After Tuesday’s foam-filled appearance by the House of Murdoch (in father-and-son matching outfits) before the British House of Commons, the New York Times filed a relatively restrained eight pieces in its Wednesday edition.
Begin with the bad news front-page story:
LONDON — It was riveting theater, a newly emboldened parliamentary committee facing off against the 80-year-old Rupert Murdoch, the world’s most powerful media mogul, in a series of exchanges designed to get to the bottom of the phone hacking scandal that has engulfed not just Mr. Murdoch’s News Corporation, but also Britain’s political and law-enforcement elite.
In two hours of intense questioning broken only by a bizarre incident in which Mr. Murdoch was accosted with what appeared to be a foil pie plate filled with shaving cream, both he and his son James declared repeatedly that they had been shocked to discover something that has become increasingly apparent: that phone hacking and other illegal behavior were endemic at their News of the World tabloid, which is now defunct.

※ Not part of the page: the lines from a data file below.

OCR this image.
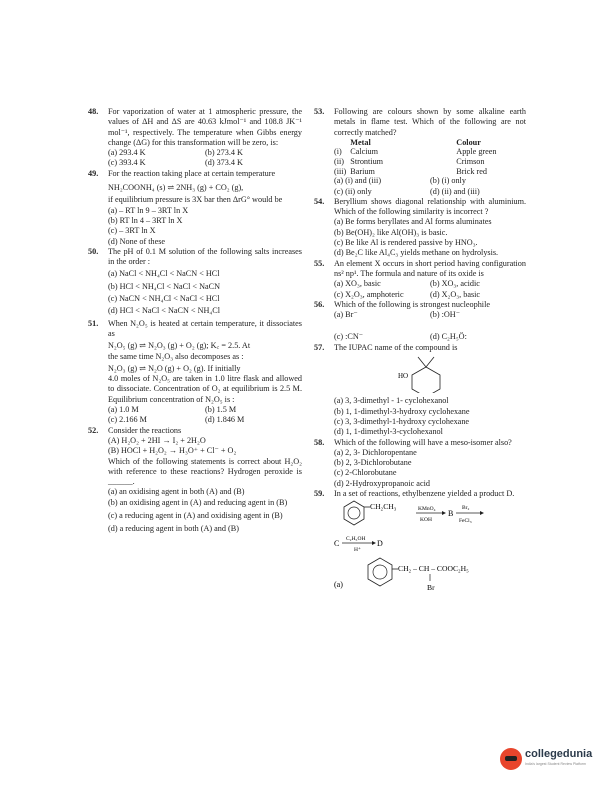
48.	For vaporization of water at 1 atmospheric pressure, the values of ΔH and ΔS are 40.63 kJmol⁻¹ and 108.8 JK⁻¹ mol⁻¹, respectively. The temperature when Gibbs energy change (ΔG) for this transformation will be zero, is:
(a) 293.4 K	(b) 273.4 K
(c) 393.4 K	(d) 373.4 K
49.	For the reaction taking place at certain temperature
NH₂COONH₄ (s) ⇌ 2NH₃ (g) + CO₂ (g),
if equilibrium pressure is 3X bar then ΔrG° would be
(a) – RT ln 9 – 3RT ln X
(b) RT ln 4 – 3RT ln X
(c) – 3RT ln X
(d) None of these
50.	The pH of 0.1 M solution of the following salts increases in the order :
(a) NaCl < NH₄Cl < NaCN < HCl
(b) HCl < NH₄Cl < NaCl < NaCN
(c) NaCN < NH₄Cl < NaCl < HCl
(d) HCl < NaCl < NaCN < NH₄Cl
51.	When N₂O₅ is heated at certain temperature, it dissociates as
N₂O₅ (g) ⇌ N₂O₃ (g) + O₂ (g); K꜀ = 2.5. At
the same time N₂O₃ also decomposes as :
N₂O₃ (g) ⇌ N₂O (g) + O₂ (g). If initially
4.0 moles of N₂O₅ are taken in 1.0 litre flask and allowed to dissociate. Concentration of O₂ at equilibrium is 2.5 M. Equilibrium concentration of N₂O₅ is :
(a) 1.0 M	(b) 1.5 M
(c) 2.166 M	(d) 1.846 M
52.	Consider the reactions
(A) H₂O₂ + 2HI → I₂ + 2H₂O
(B) HOCl + H₂O₂ → H₃O⁺ + Cl⁻ + O₂
Which of the following statements is correct about H₂O₂ with reference to these reactions? Hydrogen peroxide is ______.
(a) an oxidising agent in both (A) and (B)
(b) an oxidising agent in (A) and reducing agent in (B)
(c) a reducing agent in (A) and oxidising agent in (B)
(d) a reducing agent in both (A) and (B)
53.	Following are colours shown by some alkaline earth metals in flame test. Which of the following are not correctly matched?
	Metal	Colour
(i)	Calcium	Apple green
(ii)	Strontium	Crimson
(iii)	Barium	Brick red
(a) (i) and (iii)	(b) (i) only
(c) (ii) only	(d) (ii) and (iii)
54.	Beryllium shows diagonal relationship with aluminium. Which of the following similarity is incorrect ?
(a) Be forms beryllates and Al forms aluminates
(b) Be(OH)₂ like Al(OH)₃ is basic.
(c) Be like Al is rendered passive by HNO₃.
(d) Be₂C like Al₄C₃ yields methane on hydrolysis.
55.	An element X occurs in short period having configuration ns² np¹. The formula and nature of its oxide is
(a) XO₃, basic	(b) XO₃, acidic
(c) X₂O₃, amphoteric	(d) X₂O₃, basic
56.	Which of the following is strongest nucleophile
(a) Br⁻	(b) :OH⁻
(c) :CN⁻	(d) C₂H₅Ö:
57.	The IUPAC name of the compound is
HO
(a) 3, 3-dimethyl - 1- cyclohexanol
(b) 1, 1-dimethyl-3-hydroxy cyclohexane
(c) 3, 3-dimethyl-1-hydroxy cyclohexane
(d) 1, 1-dimethyl-3-cyclohexanol
58.	Which of the following will have a meso-isomer also?
(a) 2, 3- Dichloropentane
(b) 2, 3-Dichlorobutane
(c) 2-Chlorobutane
(d) 2-Hydroxypropanoic acid
59.	In a set of reactions, ethylbenzene yielded a product D.
CH₂CH₃	KMnO₄
KOH
B
Br₂
FeCl₃
C C₂H₅OH
H⁺
D
(a)
CH₂ – CH – COOC₂H₅
Br
collegedunia
India's largest Student Review Platform
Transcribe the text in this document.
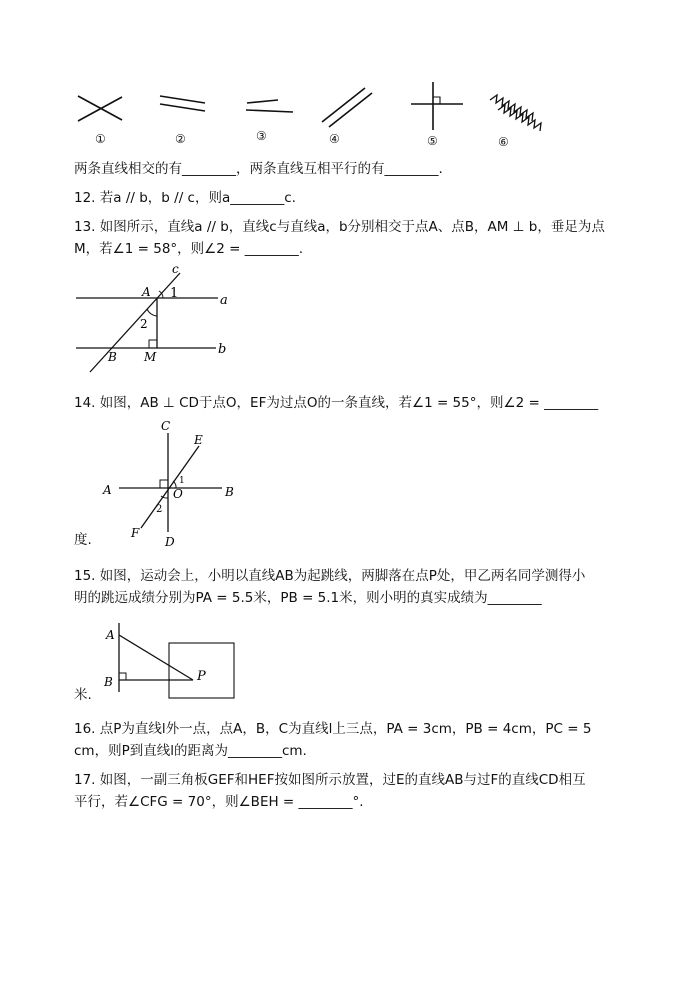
①	②	③	④	⑤	⑥
两条直线相交的有________，两条直线互相平行的有________.
12. 若a // b，b // c，则a________c.
13. 如图所示，直线a // b，直线c与直线a，b分别相交于点A、点B，AM ⊥ b，垂足为点
M，若∠1 = 58°，则∠2 = ________.
c
a
b
A
B M
1
2
14. 如图，AB ⊥ CD于点O，EF为过点O的一条直线，若∠1 = 55°，则∠2 = ________
C
E
A	B
O
1
2
F
D
度.
15. 如图，运动会上，小明以直线AB为起跳线，两脚落在点P处，甲乙两名同学测得小
明的跳远成绩分别为PA = 5.5米，PB = 5.1米，则小明的真实成绩为________
A
B	P
米.
16. 点P为直线l外一点，点A，B，C为直线l上三点，PA = 3cm，PB = 4cm，PC = 5
cm，则P到直线l的距离为________cm.
17. 如图，一副三角板GEF和HEF按如图所示放置，过E的直线AB与过F的直线CD相互
平行，若∠CFG = 70°，则∠BEH = ________°.
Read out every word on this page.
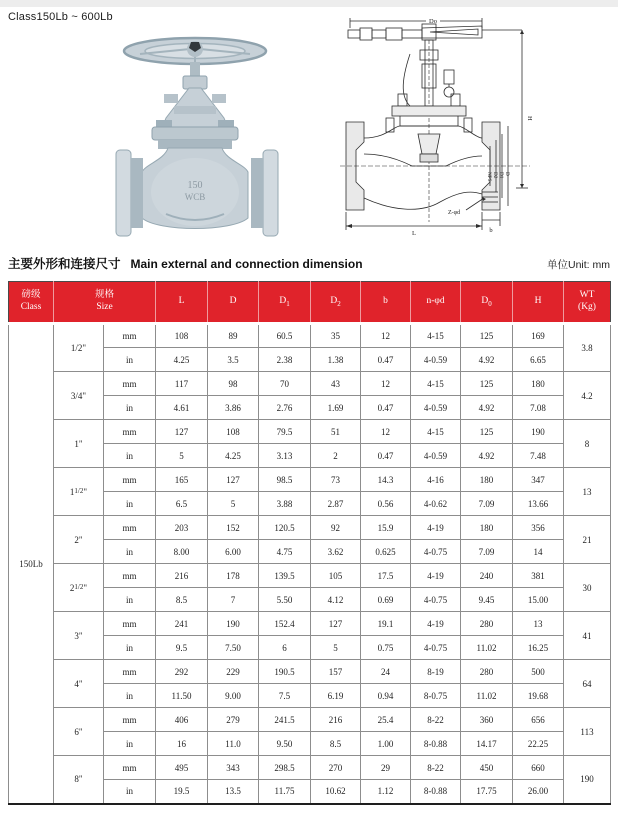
Class150Lb ~ 600Lb
150
WCB
Do
H
NPS D2 D1 D
Z-φd
L	b
主要外形和连接尺寸 Main external and connection dimension	单位Unit: mm
磅级
Class

规格
Size
	L	D	$D_1$	$D_2$	b	n-φd	$D_0$	H	
WT
(Kg)

150Lb	1/2"	mm	108	89	60.5	35	12	4-15	125	169	3.8
		in	4.25	3.5	2.38	1.38	0.47	4-0.59	4.92	6.65	
	3/4"	mm	117	98	70	43	12	4-15	125	180	4.2
		in	4.61	3.86	2.76	1.69	0.47	4-0.59	4.92	7.08	
	1"	mm	127	108	79.5	51	12	4-15	125	190	8
		in	5	4.25	3.13	2	0.47	4-0.59	4.92	7.48	
	$1^{1/2}$"	mm	165	127	98.5	73	14.3	4-16	180	347	13
		in	6.5	5	3.88	2.87	0.56	4-0.62	7.09	13.66	
	2"	mm	203	152	120.5	92	15.9	4-19	180	356	21
		in	8.00	6.00	4.75	3.62	0.625	4-0.75	7.09	14	
	$2^{1/2}$"	mm	216	178	139.5	105	17.5	4-19	240	381	30
		in	8.5	7	5.50	4.12	0.69	4-0.75	9.45	15.00	
	3"	mm	241	190	152.4	127	19.1	4-19	280	13	41
		in	9.5	7.50	6	5	0.75	4-0.75	11.02	16.25	
	4"	mm	292	229	190.5	157	24	8-19	280	500	64
		in	11.50	9.00	7.5	6.19	0.94	8-0.75	11.02	19.68	
	6"	mm	406	279	241.5	216	25.4	8-22	360	656	113
		in	16	11.0	9.50	8.5	1.00	8-0.88	14.17	22.25	
	8"	mm	495	343	298.5	270	29	8-22	450	660	190
		in	19.5	13.5	11.75	10.62	1.12	8-0.88	17.75	26.00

Then there’s the good news story on A11:
Murdochs Caught a Break at Hearing, Stock Analysts Say
After days of intense anxiety over their appearance before a parliamentary committee on Tuesday, there seemed to be consensus inside the company and out that the Murdochs and the News Corporation had finally caught a break.
Instead of finding a signal that this was the beginning of the end of Rupert Murdoch’s run at the helm of his company, analysts stressed that there was no single revelatory moment during the proceedings. If the Murdochs seemed at times distant, even oblivious, to what was going on in their own company, there were no obvious admissions of wrongdoing or glaring contradictions in their testimony, analysts said.
Just another news day at Renzo Piano Plaza.